The previous chapter described inference as a mechanical process — prefill builds the KV substrate, decode reads from it one token at a time. That description is accurate, but it leaves a question unanswered: what is the substrate actually doing during generation, beyond serving as a lookup table for faster attention?
The answer matters because it determines how to think about every prompt you will ever write. The substrate is not a storage trick. It is the medium in which the prompt's meaning becomes computationally active. And what the prompt's meaning amounts to, once you look closely, is intent.
What the Substrate Carries
The substrate does not hold the prompt. It holds the prompt as processed. The difference is substantial. A prompt on its own is a sequence of tokens — inert, uninterpreted, waiting to be read. The substrate is what the model has made of those tokens after every layer of the transformer has processed them: a structured representation distributed across every Key and Value vector at every layer and every position. The substrate is not a byproduct of inference. It is the form on which inference operates.
Intent Is What the Prompt Encodes
If the substrate is the computationally active form of the prompt's meaning, then the prompt is where meaning gets introduced. Nothing reaches the substrate except through the prompt. The model's weights provide capability — the trained ability to process language, to follow instructions, to maintain tone, to reason. But capability is not purpose. What the model should do on any given call is determined entirely by what was written into the prompt.
What the prompt encodes, when you look at what it is really doing, is intent.
Intent is the purpose behind the prompt — the job it is asking the model to do, the direction it is pointing the generation in. Every prompt carries intent, whether the person writing it thinks in those terms or not. Asking a question carries the intent of getting an answer. Requesting a summary carries the intent of receiving condensed information in a particular form. Establishing a role — "you are an expert analyst" — carries the intent of shaping how every request that follows gets handled. A prompt without intent is a prompt that is not asking for anything.
Intent is not a separate thing that rides alongside the words of a prompt. It is what the words of a purposeful prompt are. When you write "summarize this document in three bullet points," the intent is not hidden behind the instruction — the instruction is the intent, rendered in language. When the substrate is built from that prompt, the intent is what gets compiled into the Key and Value vectors across every layer. The substrate carries the intent because the substrate is made of the prompt, and the prompt was made of intent.
Why This Framing Matters
Mechanically, the generation is driven by the attention mechanism — Queries reading Keys, weighting Values, passing through the feed-forward network, projecting to logits, sampling.
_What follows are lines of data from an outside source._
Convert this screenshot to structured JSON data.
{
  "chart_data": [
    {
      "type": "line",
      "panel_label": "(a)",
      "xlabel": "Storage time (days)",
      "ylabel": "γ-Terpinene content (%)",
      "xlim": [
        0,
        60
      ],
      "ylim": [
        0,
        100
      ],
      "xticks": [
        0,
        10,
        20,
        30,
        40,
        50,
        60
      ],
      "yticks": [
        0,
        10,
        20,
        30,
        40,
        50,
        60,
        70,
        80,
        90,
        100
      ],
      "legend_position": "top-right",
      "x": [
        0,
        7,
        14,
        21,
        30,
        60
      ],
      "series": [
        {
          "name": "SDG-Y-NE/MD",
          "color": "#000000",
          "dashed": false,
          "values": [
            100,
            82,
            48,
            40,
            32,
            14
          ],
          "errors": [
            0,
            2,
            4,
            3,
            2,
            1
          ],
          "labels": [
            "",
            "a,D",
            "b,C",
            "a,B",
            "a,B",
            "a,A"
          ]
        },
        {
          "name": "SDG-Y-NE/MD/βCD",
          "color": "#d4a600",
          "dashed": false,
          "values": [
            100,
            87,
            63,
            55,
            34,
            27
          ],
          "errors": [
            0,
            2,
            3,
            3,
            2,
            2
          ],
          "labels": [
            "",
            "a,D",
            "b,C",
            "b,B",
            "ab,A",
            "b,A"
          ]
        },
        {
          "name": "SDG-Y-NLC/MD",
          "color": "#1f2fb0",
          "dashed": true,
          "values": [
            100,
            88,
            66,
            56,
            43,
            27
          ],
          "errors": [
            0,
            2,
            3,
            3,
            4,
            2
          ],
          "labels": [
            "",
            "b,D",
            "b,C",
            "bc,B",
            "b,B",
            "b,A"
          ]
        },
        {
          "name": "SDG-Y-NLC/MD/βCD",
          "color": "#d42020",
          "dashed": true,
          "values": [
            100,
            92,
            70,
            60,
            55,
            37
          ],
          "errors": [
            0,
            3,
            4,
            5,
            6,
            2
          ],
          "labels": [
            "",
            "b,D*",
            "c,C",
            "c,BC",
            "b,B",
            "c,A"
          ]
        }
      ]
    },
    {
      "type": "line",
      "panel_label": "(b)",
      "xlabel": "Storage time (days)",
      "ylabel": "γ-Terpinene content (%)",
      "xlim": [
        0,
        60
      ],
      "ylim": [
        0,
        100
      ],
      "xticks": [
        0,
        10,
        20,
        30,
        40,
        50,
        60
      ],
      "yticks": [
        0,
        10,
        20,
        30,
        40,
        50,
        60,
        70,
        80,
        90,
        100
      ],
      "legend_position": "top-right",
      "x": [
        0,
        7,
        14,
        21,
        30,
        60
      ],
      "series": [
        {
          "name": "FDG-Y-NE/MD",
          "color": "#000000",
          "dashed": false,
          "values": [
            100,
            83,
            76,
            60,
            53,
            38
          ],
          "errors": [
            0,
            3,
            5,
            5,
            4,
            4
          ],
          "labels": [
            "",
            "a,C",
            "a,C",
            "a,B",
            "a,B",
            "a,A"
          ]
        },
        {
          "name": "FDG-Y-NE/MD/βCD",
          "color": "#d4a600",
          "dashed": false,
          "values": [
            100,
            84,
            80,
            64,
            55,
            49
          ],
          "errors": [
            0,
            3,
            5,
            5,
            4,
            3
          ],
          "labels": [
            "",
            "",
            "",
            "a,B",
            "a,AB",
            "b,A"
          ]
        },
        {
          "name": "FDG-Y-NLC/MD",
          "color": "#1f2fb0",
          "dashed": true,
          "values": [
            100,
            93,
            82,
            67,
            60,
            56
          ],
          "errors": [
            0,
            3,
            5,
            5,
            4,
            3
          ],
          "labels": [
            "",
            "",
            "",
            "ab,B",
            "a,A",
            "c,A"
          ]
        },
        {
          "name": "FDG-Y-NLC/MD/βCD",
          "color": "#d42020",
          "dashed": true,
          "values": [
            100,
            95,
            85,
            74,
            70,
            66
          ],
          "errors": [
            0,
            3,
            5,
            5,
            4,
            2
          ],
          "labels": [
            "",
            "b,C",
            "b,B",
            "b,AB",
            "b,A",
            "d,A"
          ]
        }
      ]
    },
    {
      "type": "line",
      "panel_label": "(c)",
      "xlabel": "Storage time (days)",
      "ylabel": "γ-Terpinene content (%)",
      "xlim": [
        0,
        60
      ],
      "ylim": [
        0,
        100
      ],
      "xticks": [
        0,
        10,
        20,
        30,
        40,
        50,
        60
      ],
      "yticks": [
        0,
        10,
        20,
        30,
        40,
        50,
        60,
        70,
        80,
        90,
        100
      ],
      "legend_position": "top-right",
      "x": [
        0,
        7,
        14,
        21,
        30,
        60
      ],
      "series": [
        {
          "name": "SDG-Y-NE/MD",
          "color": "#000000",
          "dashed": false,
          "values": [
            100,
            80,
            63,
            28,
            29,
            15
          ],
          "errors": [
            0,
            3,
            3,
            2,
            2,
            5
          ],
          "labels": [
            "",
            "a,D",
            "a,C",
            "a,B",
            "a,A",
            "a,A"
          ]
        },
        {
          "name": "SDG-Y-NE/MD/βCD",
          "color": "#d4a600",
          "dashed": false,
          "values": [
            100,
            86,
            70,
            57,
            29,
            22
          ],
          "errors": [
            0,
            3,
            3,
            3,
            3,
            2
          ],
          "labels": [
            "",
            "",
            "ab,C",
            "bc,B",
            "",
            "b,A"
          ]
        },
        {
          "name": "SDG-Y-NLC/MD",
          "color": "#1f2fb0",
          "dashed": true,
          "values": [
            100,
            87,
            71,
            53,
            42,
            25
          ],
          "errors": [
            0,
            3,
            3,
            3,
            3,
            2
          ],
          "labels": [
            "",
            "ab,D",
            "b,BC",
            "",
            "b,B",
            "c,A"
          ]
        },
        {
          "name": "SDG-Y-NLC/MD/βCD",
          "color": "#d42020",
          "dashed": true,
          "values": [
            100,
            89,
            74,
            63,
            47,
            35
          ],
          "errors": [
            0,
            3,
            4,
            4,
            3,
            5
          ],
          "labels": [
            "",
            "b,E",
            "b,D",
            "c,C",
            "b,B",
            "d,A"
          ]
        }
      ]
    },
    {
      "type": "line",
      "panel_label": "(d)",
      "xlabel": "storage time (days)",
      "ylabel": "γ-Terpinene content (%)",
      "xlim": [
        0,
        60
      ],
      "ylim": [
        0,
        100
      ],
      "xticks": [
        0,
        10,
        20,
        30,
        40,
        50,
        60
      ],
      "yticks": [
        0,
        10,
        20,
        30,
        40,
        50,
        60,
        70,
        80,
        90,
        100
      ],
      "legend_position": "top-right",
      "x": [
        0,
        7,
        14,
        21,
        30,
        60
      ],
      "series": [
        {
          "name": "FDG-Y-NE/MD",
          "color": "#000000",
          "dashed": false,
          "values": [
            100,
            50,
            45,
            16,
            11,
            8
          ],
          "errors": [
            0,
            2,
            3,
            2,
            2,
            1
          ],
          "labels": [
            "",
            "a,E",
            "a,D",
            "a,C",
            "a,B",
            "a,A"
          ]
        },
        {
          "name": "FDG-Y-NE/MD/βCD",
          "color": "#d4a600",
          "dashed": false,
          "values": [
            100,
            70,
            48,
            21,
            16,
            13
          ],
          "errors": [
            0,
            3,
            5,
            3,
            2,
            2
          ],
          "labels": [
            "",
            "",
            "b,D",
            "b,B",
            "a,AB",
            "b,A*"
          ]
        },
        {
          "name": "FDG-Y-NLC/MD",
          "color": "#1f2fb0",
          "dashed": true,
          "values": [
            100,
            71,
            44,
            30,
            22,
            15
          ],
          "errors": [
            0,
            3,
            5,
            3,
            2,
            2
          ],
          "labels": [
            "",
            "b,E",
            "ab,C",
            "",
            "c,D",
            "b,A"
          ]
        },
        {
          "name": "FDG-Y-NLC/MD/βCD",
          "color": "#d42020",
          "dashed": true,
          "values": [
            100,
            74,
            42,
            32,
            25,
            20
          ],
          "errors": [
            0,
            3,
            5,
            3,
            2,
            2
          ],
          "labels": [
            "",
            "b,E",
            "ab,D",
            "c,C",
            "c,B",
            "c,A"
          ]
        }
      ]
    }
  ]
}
That is the causal chain, and it is real. The model has no separate circuit that reads purpose.
But the attention mechanism operates on the substrate, and the substrate was shaped by the prompt. What gets weighted strongly, what gets weighted weakly, what flows forward to shape the next token — all of it depends on what the prompt composed into the substrate during prefill. And what the prompt composed into the substrate is the intent.
So both statements are true, and they are not in tension. The attention mechanism drives the generation. Intent drives the generation, through the substrate that the attention mechanism reads from. The first is the mechanical account. The second is the account that matters for anyone trying to get useful output from the model.
A reader who only understood the mechanical account would be left thinking: the model attends to whatever it attends to, and I hope it attends well. A reader who understands the intent account knows that attention will do its work on whatever substrate the prompt produces, and therefore the prompt is where the leverage is. The model cannot do better than the intent the substrate carries. If the intent is clear, the substrate can support a clear generation. If the intent is muddled, the substrate carries that muddle into every attention read that follows.
This is the framing the rest of the series rests on. The mechanics are the how. Intent is the what.